Lilwall eventually found an easier path across the dunes and made it safely across, letting himself take more breaks along the way.  

Companies can learn from Lilwall’s example by putting their employees’ wellbeing front and center. In fact, this is already an ongoing trend across APAC. Employers who incorporate flexibility as part of their culture promote happier and better performing employees.  

Tasks are less overwhelming when focusing on the next right thing. 

Measuring progression is an essential part of running a company. It is often a metric associated with reaching targets and objectives, which also inform whether a company is succeeding or failing. However, there can be times when progression cannot be readily measured, when goals seem out of reach, when every effort seems pointless.  

Amid the vastness of the Taklamakan, Lilwall encountered this same overwhelming feeling. Despite his weeks of travel, he realized that he still had what seemed like an eternity to trek. “I just felt … I’m never going to make it. I was moving too slowly. I felt overwhelmed.” Lilwall described his resignation as a response to the scale of the task in front of him.  

Since he was not able to fully shake off the feeling, Lilwall instead just kept focusing on taking the next ten steps. “It’s great to set ourselves huge goals, but we can’t control everything.” 

It can be easy to fall into the trap of negativity when faced with an enormous task or a difficult target, especially if progress is not readily apparent. Breaking down these massive tasks into smaller, more accessible ones and celebrating micro achievements can open a way forward.  

Companies that recognize small wins can improve employee morale and overall productivity.  

Crossing the desert requires a resilient mind. 

Despite all the planning, the hard work, and the positivity, failures can happen. It is during these times that resilience is tested the most.  

Lilwall almost gave up on his journey after encountering what felt like an unsolvable problem. He said, however, that one should “never quit on a bad day.” He explained that when emotions are low, people are not likely to make good decisions. Instead, he rested and the next day, he decided to push on.  

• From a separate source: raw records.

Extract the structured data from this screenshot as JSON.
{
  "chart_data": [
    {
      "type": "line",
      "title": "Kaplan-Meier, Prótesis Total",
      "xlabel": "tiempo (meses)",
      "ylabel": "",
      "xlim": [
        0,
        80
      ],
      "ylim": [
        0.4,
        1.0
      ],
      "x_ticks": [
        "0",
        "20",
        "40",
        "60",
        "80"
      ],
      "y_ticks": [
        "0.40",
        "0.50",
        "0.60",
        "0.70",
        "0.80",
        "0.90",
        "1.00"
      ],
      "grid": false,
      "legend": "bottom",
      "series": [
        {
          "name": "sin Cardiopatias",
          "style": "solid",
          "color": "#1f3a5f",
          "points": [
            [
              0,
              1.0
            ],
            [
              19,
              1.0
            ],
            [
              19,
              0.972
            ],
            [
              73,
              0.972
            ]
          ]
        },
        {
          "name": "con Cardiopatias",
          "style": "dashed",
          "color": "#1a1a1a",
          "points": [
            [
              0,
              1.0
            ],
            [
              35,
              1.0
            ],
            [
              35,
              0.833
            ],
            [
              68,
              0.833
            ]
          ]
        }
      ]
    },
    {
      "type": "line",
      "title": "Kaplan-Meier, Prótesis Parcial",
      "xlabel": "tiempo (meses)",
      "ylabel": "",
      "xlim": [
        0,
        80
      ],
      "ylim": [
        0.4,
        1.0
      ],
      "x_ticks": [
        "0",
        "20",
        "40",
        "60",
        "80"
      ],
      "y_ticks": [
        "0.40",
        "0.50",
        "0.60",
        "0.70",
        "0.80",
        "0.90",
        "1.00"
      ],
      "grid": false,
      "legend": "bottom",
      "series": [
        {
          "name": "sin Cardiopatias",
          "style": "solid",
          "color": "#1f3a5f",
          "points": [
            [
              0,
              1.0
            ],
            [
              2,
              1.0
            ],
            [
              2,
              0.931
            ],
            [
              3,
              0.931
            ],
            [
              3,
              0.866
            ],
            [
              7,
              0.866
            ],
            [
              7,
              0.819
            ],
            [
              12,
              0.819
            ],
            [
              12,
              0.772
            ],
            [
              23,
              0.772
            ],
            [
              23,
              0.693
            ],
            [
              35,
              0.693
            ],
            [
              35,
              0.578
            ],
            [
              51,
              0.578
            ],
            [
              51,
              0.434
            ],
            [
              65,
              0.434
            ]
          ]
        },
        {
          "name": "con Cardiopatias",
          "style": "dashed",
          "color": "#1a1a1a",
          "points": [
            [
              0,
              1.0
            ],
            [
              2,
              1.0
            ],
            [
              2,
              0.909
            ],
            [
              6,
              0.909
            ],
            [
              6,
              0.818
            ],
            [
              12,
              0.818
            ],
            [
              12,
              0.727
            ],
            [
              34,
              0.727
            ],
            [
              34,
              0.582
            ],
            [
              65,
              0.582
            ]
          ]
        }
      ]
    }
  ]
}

Risks are as much a part of business as its rewards. Companies will inevitably encounter several seemingly impossible challenges before they see any measure of success. And when all else fails, a resilient mindset can be one’s last line of defense and one’s best refuge. Sometimes, that is everything.  

When Lilwall finally crossed the desert, he rightly exclaimed his relief, joy, and achievement.  

According to Lilwall, “It’s not about the destination and it’s not about the journey. It is about the person you become on the way.”